イオントラップとは
イオントラップとは、要は荷電粒子を限られた空間内に閉じ込める装置です。一応、荷電粒子なら何でもよいのですが、イオンを閉じ込める(トラップする)ことが多いので、イオントラップといいます。使用される範囲は、本研究室の目的である原子イオンの分光の研究のほか、質量分析器や放射光施設の電子のストレージリングも含まれます。
イオントラップの方法
荷電粒子ですから、電場や磁場を使います。残念ながら、静電場だけではトラップできません(Earnshawの定理)。その理由は、Gaussの定理によると、電荷が無い空間では、ある閉空間に入った電気力線は必ず外へ出なくてはならないため、その閉空間の表面ですべての電気力線が内側を向くことが無いからです。
そこで、主に次の2つの方法があります。
・交流電場を使う(rfトラップ またはPaulトラップ)
・静電場と静磁場を使う(Penningトラップ)
本研究室では、rfトラップを使った研究をします。というのも、磁場が無いほうがいいことが結構あるからです。
イオントラップの応用例
質量分析器や放射光施設の電子のストレージリングのほか、最近有名なのはゲート式量子計算機や原子時計です。
本研究室での目的
レーザー冷却したバリウムイオンの精密分光を目的としています。励起したイオンからの自然放出光を高分解能で分光しようとしています。

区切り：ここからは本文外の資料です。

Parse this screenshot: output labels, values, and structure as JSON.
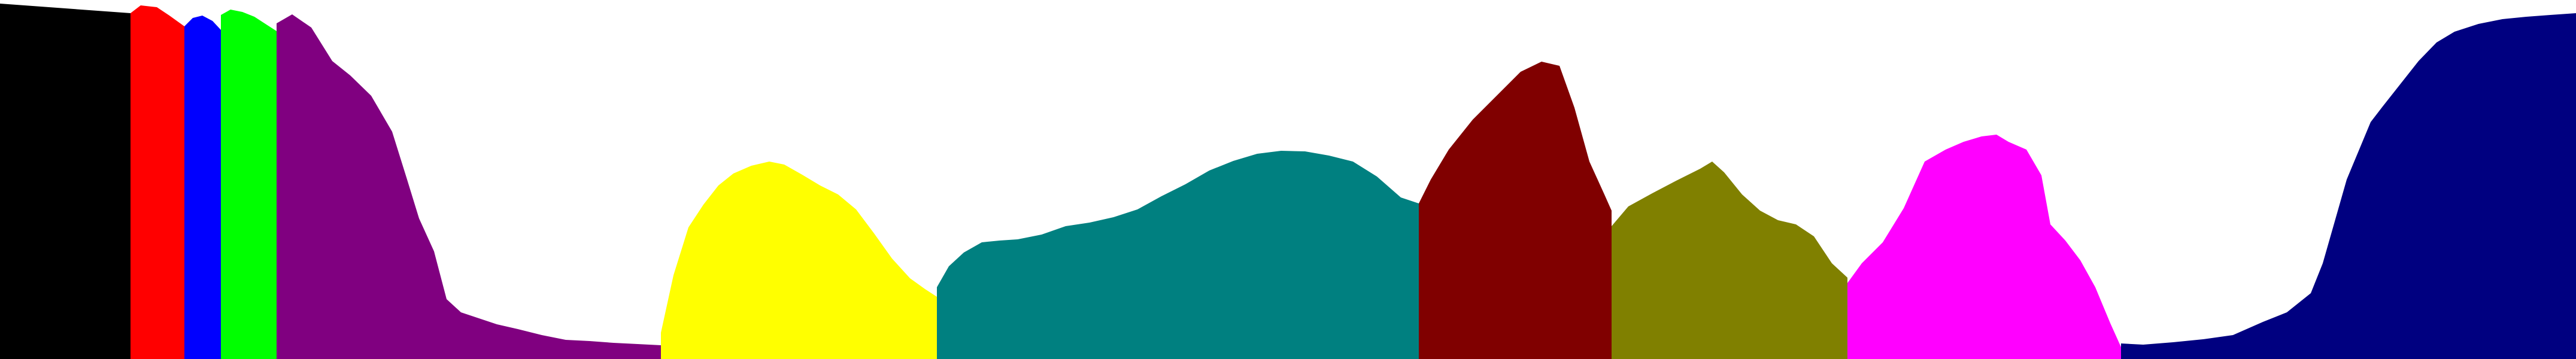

可視光のあたりにある自然放出光のスペクトル線は、常温では発光原子の熱運動によるドップラー効果によって広がります。これをレーザー冷却で極低温にすると、ドップラー効果による広がりが小さくなり、自然幅と呼ばれるスペクトル線幅になります。この自然幅は、遷移の上準位の寿命で決まるので、避けることができません。
先ほど応用例で述べた量子計算機への応用を考えた時、最大の敵は「デコヒーレンス」です。つまり、量子状態を「どれだけ長い時間保つことができるか」という時間との勝負になるわけです。イオントラップ中の冷却イオンは比較的長い時間量子状態を保つことができるので、量子計算機実現の有力な候補になっているわけです。
自然幅は、最終的なデコヒーレンスの原因となります(つまり、ラスボス)。というわけで、量子計算機実現のために、まず「敵を調べよう」ということで、自然放出光の精密分光をやってみようとしています。
本研究室のrfトラップ
rfトラップ中のイオン数は少ない(数個とか)ので、自然放出光も微弱です。しかも、自然放出光はすべての方向に放出されます。これをなるべくたくさん集めたいので、rfトラップも従来とは違ったものを作っています。通常、rfトラップは周りに電極があって、イオンをその隙間から見るのですが、本研究室では細い電極でスケスケのイオントラップを作っています。
真ん中の細いワイヤーが電極になっています。イオンからの自然放出光が電極にほとんど遮られないので、検出効率を向上させることができます。このトラップでバリウムイオンをトラップでき、レーザー冷却もできました。下の写真の中央部の白いのがレーザー冷却されたバリウムイオンです。今後、さらに改良する予定です。